El 60-70% de los casos se relaciona con el ciclo menstrual. Cuando ocurre entre el día -2 y +3 del ciclo se considera como migraña menstrual y cuando ocurre entre el día -7 y -3 se asocia al síndrome premenstrual.

Las causas de la migraña menstrual se relacionan con una respuesta de neurotransmisores exagerada o anormal de los cambios cíclicos normales en las hormonas ováricas.
También se han propuestos una relación con la dismodulación de la respuesta serotoninérgica, opioidérgica y dopaminérgica.

La migraña menstrual ocurre durante o después que caen los niveles de estradiol, o sea, después de la ovulación y antes de la menstruación.

También se asocia con la dismenorrea debido a la secreción de prostaglandinas F2-alfa (PGF2-a) que es máxima durante la menstruación y estimula las contracciones uterinas causando dolor.

El episodio migrañoso consta de varias fases:

1- El pródromo: Ocurre 12-24 hs. antes del ataque, es variable según el individuo, y puede manifestarse como fatiga, euforia o depresión, aumento del apetito, fotofobia, fonofobia, e hiperosmia.

2- El aura: Se presenta en el 20% de los casos, dura de 5 a 20 minutos y ocurre de 20 a 60 minutos antes del episodio migrañoso. El aura más común es el visual (fotopsias o escotomas), pero además se puede manifestar como parestesias, entumecimiento o paresias, disfasia o afasia.

3- El dolor de cabeza: La migraña es usualmente pulsátil y agravado por el movimiento.
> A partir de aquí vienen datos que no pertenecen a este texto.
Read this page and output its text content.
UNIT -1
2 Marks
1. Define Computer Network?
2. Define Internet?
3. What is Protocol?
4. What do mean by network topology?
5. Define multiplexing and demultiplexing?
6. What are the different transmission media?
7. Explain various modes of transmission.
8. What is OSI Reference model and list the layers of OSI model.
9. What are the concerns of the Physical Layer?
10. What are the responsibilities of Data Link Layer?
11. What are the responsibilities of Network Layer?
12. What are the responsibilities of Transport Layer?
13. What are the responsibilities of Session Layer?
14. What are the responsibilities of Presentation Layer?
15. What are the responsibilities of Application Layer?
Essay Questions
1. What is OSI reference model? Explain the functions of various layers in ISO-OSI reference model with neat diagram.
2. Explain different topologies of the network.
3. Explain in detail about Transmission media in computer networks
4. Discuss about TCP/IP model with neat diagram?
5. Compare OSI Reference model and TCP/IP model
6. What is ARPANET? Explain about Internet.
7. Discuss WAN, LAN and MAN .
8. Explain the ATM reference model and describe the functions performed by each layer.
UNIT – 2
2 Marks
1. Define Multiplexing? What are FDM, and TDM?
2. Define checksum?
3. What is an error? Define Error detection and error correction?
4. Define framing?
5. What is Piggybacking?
Suele acompañarse de nauseas en el 90% de los casos, y a veces vómitos.

El tratamiento consiste en medidas profilácticas y sintomáticas.

Se debe reconocer y evitar los factores que agravan el episodio, como evitar el consumo de alcohol y de alimentos que contienen tiramina (quesos) o feniletilamina (chocolates), pérdida de horarios habituales de comidas, y conciliar el sueño tardíamente.

Las técnicas de retroalimentación como respiración profunda, relajación muscular progresiva, y visualización no son tan efectivas para reducir la migraña menstrual como para la migraña no menstrual.

Un estilo de vida saludable es útil como medida preventiva, sobre todo actividad física y ejercicio que contribuyen a disminuir el estrés.

Las drogas utilizadas en la migraña menstrual varían según sea para profilaxis o tratamiento.

Comentario:
La migraña menstrual es frecuente en mujeres en edad fértil y causa gran malestar, muchas veces agravado por asociarse con otros trastornos menstruales, por lo que los médicos deben tratar de prevenir y cuando es necesario, realizar tratamiento de comprobada eficacia.